Wait…this is familiar. So Jane Austen had a life that almost perfectly mirrored that of several other movies I have seen? Movies like Titanic, The Notebook, The Princess Bride, My Man Godfrey, Van Wilder, Wedding Crashers, Sweet Home Alabama, Clerks II, and four hundred others I won’t bother listing? Of course she did! It’s a little known fact that Kevin Smith based his Dante character in Clerks II on the life of Jane Austen. OK, I made that up. All these movies have something in common. Or many things. The girl doesn’t want to be forced into a match, because she’s rebellious and independant and she has a mind of her own! The man she is being pressured to marry has money and property and wealth, but is either a complete jerk and cad no girl would ever like, or a simpering sissy no girl would ever want. Becoming Jane goes the “simpering sissy” route. The heroine then meets a lower-class, poor working man. Possibly a brutish sort who fights and drinks and doesn’t bathe or shave, but God help him he’s his OWN MAN! They hate each other straight away, but that hate quickly turns to love.

An aside - this is actually how I got together with my girlfriend. I didn’t bathe for weeks, I fought with everyone I met while in her presence, every time she saw me I was falling down drunk, and I called her many horrible names. I ran over her dog so we could start out on terms of “hate”, but I knew that that always leads to love, because I watch a lot of movies. Worked like a charm! At the end of most of these movies, the heroine of course marries for love. But we’re worried about her! How can she live so poor? She’s pretty, and pretty girls can’t be poor! So the guy usually ends up being incredibly rich, inheriting some money or winning the lottery or inventing a hilarious talking fish that proves to be lucrative. Now, she has the best of BOTH worlds! Thank God. She would really have regretted that whole “love” thing if she had to work for a living the rest of her days. She will be a princess after all.

These movies also suppose two things. First, that rich, high-class people are incapable of being fun and exciting without also being callous and evil. And poor people can never be intelligent and interesting unless they are also very good looking. In Becoming Jane, this interesting good-looking lower class peasant is played by James McEvoy (Last King of Scotland). The script wants us to know, constantly, that we are talking about JANE AUSTEN here, and so it makes Anne Hathaway into a rather irritating screen character. She speaks in gigantic words all the time, and is so condescending to everyone outside her immediate family that one takes an immediate disliking to her. It’s supposed to show her “rebellious, girl with a mind” nature, really it makes her officious and annoying. The seduction scenes between her and McEvoy are painful in their attempts to be dialogue-clever. I promis, Jane Austen did not talk like this in real life. And I wasn’t even there.
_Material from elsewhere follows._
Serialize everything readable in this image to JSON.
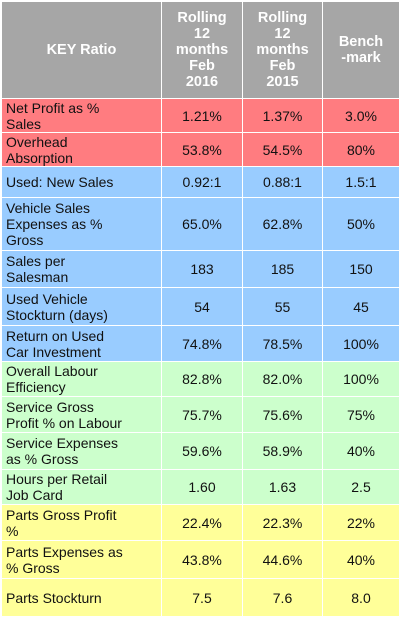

In the end, Becoming Jane is a movie every one of us has seen hundreds, maybe thousands of times (many of them with Anne Hathaway). It’s the oldest story in movies, and to pretend you’re talking about a real human being, a literary titan such as Jane Austen, is insulting to the viewer. And to Jane Austen. Are we to believe this romance shaped her entire life and gave us all her books? That she never existed outside the framework of this relationship? Remember - she’s a real person, we KNOW how this ends. Far more interesting would have been watching her attempt to become a writer! She is a woman, it’s 1795 - it’s going to be tough to get people to read her stuff, to publish her, to use her name, a female name, on the books! That would have been far more interesting than just taking the easiest story in Hollywood and trying to make a real person fit that story. Don’t watch this movie. Just read Persuasion and Mansfield Park and enjoy those.